In the 70's and 80's, the avant-garde was haunted by the question, "What next?" Many composers foundered. Penderecki wrote loud banalities in a neo-Romantic idiom, while Stockhausen, with his days-of-the-week opera cycle, tried to become the new Wagner. Mr. Ligeti, by contrast, esoterically narrowed his focus to questions of harmony and rhythm. Lontano, his orchestral masterpiece, introduced a ghostly cadence in its final measures, beginning a movement toward the quasi-tonal world of the Horn Trio; his discovery of Nancarrow's player-piano pieces led to spectacularly difficult rhythmic experiments in the Etudes for Piano, which will soon be issued in a complete set of 12.

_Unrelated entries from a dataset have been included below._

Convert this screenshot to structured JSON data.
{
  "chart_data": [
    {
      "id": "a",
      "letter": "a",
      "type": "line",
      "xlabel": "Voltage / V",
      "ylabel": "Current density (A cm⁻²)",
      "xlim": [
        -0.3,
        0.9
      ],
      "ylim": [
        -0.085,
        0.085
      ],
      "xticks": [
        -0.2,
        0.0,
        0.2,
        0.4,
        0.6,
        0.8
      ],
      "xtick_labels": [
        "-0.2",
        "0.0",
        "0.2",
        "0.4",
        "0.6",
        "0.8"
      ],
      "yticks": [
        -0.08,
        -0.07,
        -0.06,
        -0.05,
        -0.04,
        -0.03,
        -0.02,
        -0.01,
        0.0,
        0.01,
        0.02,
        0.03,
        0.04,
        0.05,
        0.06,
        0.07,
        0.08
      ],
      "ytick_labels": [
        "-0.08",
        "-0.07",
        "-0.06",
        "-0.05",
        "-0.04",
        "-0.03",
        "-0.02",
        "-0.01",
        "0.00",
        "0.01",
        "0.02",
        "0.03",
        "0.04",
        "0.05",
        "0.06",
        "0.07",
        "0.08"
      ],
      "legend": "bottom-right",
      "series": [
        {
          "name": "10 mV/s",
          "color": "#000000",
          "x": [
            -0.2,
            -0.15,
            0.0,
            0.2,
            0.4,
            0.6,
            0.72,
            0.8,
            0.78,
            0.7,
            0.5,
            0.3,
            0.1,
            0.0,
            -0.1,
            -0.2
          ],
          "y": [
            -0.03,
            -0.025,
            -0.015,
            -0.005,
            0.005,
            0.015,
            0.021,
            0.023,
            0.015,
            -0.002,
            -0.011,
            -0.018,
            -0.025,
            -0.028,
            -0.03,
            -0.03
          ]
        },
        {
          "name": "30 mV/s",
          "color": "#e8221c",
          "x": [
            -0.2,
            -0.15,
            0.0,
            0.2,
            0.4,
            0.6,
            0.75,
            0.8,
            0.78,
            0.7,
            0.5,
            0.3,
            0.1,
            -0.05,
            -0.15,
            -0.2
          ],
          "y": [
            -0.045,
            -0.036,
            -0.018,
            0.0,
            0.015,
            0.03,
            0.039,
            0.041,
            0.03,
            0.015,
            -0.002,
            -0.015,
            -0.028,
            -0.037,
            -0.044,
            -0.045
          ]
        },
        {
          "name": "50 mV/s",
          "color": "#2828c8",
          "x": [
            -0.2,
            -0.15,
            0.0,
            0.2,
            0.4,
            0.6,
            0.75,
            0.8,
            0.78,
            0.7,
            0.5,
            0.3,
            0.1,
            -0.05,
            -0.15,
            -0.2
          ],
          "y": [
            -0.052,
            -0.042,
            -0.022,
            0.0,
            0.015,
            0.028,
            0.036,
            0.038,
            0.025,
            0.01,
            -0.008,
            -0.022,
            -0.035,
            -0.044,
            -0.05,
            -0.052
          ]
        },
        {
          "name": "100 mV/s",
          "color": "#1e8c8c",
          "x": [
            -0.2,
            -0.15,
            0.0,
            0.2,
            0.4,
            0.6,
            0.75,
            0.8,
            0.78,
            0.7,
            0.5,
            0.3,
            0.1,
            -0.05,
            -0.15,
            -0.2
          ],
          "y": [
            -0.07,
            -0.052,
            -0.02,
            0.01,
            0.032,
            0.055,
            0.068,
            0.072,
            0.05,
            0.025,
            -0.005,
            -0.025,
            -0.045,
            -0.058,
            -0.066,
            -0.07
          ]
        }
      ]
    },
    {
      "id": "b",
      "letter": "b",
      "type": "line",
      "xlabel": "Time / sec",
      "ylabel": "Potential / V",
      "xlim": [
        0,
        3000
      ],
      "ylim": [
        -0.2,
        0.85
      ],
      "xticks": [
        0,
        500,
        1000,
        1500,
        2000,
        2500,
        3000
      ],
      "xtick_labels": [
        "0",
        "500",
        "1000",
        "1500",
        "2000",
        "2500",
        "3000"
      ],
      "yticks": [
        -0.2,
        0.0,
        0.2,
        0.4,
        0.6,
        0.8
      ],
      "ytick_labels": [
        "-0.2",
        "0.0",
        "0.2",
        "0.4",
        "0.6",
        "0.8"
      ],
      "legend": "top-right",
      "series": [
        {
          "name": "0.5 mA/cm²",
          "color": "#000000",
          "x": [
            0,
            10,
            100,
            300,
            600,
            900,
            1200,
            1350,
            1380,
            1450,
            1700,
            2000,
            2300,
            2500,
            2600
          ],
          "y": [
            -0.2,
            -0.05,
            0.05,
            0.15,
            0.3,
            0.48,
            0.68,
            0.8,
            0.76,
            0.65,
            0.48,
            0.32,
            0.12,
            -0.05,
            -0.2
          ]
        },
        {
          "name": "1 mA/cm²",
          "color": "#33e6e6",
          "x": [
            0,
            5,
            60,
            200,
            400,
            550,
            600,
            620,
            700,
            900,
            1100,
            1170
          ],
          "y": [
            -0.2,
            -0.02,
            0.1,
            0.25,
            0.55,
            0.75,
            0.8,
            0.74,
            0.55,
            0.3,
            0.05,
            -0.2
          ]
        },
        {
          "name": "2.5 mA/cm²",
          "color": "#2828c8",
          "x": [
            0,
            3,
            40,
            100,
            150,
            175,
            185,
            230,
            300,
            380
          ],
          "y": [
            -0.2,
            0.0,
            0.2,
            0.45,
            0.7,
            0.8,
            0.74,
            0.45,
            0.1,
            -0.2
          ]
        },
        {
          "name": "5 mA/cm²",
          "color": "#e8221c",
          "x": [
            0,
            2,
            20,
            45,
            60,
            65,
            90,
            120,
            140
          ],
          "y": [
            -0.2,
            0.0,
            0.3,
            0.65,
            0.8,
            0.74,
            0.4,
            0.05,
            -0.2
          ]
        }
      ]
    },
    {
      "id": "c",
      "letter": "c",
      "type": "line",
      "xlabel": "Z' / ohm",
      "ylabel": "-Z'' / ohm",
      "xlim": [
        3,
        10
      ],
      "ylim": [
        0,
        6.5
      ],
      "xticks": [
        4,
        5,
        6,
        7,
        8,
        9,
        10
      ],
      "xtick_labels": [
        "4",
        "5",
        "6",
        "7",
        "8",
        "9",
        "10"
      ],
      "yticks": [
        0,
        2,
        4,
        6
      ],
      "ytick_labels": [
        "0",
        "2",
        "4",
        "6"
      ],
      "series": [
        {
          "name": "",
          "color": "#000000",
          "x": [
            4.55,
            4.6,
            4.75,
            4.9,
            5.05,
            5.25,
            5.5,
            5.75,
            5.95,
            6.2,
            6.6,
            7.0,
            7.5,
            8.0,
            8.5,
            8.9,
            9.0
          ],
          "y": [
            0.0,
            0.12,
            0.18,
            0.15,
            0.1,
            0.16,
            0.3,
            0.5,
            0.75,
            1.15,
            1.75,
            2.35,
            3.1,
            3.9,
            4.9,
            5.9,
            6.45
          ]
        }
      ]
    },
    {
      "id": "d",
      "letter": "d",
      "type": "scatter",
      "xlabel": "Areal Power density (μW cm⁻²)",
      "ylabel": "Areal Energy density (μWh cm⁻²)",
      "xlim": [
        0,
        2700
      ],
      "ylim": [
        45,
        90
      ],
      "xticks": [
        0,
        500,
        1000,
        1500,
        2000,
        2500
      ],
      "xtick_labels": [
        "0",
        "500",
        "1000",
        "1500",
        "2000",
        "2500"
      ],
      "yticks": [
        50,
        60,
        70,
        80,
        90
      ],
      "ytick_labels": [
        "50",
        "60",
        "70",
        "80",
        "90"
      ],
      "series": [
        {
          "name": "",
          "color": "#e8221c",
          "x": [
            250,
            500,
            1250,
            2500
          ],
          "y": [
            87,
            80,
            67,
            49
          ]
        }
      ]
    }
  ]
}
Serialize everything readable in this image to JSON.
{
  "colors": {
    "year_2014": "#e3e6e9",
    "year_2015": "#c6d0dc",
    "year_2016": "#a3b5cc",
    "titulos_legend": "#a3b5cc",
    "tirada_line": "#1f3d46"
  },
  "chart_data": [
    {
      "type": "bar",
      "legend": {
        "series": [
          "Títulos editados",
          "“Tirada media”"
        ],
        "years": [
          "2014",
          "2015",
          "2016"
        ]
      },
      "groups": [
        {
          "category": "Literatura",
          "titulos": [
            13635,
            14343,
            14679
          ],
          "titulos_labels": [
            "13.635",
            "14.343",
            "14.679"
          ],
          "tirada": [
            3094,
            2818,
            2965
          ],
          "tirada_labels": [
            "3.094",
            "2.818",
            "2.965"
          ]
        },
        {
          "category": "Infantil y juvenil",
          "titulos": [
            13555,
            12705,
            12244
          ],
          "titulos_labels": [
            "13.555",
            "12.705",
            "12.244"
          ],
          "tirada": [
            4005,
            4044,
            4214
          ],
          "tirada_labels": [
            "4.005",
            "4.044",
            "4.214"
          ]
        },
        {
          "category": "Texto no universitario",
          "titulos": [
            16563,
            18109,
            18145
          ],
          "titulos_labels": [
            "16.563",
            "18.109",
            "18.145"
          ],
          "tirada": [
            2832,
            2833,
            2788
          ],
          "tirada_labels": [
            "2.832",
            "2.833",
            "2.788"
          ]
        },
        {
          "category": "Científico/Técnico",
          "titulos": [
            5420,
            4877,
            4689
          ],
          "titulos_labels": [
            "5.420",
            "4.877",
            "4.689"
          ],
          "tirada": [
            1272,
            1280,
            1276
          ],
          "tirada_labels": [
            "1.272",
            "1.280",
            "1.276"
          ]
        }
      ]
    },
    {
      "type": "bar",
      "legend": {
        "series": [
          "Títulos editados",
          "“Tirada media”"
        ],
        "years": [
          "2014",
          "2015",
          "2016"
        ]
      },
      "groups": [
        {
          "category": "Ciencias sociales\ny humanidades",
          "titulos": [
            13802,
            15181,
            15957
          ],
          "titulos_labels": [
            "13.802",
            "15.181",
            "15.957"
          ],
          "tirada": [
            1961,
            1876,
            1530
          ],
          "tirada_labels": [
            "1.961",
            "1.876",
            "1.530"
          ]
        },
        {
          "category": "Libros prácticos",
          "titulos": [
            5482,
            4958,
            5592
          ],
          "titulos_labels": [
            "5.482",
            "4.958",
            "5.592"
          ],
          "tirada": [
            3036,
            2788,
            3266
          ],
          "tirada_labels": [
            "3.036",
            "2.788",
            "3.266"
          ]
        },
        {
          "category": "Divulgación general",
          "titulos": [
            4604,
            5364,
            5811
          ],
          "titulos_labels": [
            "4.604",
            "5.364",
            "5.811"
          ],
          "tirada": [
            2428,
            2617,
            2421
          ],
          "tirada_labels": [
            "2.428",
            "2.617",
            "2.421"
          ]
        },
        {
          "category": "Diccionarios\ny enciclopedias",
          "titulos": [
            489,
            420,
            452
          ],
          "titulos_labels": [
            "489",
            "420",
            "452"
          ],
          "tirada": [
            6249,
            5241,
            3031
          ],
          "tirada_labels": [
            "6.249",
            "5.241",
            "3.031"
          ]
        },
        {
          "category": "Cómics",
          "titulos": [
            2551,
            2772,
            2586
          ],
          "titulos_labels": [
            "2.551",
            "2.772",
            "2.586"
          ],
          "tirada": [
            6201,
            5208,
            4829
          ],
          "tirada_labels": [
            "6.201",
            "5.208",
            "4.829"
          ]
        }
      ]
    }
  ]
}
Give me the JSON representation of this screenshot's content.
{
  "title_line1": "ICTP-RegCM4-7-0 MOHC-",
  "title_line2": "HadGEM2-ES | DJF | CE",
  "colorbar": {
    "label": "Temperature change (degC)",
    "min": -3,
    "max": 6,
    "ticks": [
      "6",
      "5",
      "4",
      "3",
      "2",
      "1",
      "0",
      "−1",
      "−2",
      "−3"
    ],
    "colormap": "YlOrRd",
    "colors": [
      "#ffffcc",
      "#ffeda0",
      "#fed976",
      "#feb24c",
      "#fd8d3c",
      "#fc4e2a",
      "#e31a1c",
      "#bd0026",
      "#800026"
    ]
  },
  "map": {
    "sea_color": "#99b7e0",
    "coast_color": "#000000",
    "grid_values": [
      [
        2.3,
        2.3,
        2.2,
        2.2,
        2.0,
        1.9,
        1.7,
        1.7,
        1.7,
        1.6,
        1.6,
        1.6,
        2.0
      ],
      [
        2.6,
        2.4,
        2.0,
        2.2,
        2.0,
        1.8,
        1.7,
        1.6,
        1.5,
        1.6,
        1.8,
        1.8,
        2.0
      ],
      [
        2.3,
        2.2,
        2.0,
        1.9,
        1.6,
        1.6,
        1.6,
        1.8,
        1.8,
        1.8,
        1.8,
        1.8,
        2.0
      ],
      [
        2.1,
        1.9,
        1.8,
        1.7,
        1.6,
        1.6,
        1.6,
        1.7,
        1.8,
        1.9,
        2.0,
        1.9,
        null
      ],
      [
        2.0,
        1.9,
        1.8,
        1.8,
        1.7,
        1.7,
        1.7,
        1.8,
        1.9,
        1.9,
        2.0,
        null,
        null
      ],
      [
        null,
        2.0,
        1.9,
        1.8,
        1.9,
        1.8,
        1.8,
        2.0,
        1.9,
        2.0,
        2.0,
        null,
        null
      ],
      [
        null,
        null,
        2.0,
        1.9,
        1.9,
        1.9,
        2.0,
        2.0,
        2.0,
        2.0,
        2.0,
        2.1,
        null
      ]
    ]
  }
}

Some critics have complained that the composer's recent course is one of regression and complacency. In Boston, Stephen Drury countered this charge with stupendously fierce performances of five of the Etudes. While more traditional in harmonic terms, these pieces are revolutionary in their exploitation of mechanized rhythms and multilayered textures. The new Violin Concerto, which had its premiere last month in Los Angeles, astonishingly juxtaposes a plain-spoken solo-violin melody against an intricate haze of strings. This composer still has the power to create new sounds.
Still, Mr. Ligeti made it clear, during various seminars and informal discussions, that his music has always had an ambivalent but intense relation to the past. Atmosphères, he explained, emerged not only from electronic experiments but also from prolonged study of the dense polyphony of Ockeghem and the radical harmonic shifts of Gesualdo. Schubert, perhaps surprisingly, is his ideal; in a virtuoso analysis, Mr. Ligeti showed how the String Quartet in G breaks free of the classical system of tonality with free-flowing modulations based on the old chromatic figure of lament. The present subverts the past, and vice versa.
The composer spun out many more fascinating thoughts during the festival, but the enduring impression was of the force and personality of his music. For the most part, students and faculty members of the Conservatory played brilliantly. I should also mention outstanding solo performances by Gretchen Elicker, a harpsichordist, Marcus Thompson, a violist, and Colin Carr, a cellist.
With an Alice in Wonderland opera on the drawing boards, Mr. Ligeti does not show signs of slowing down. At one point he made a telling analogy: "I am in a prison. One wall is the avant-garde, the other is the past. I want to escape." The elegant sweep of his career shows that he has already escaped, and that his listeners are liberated with him.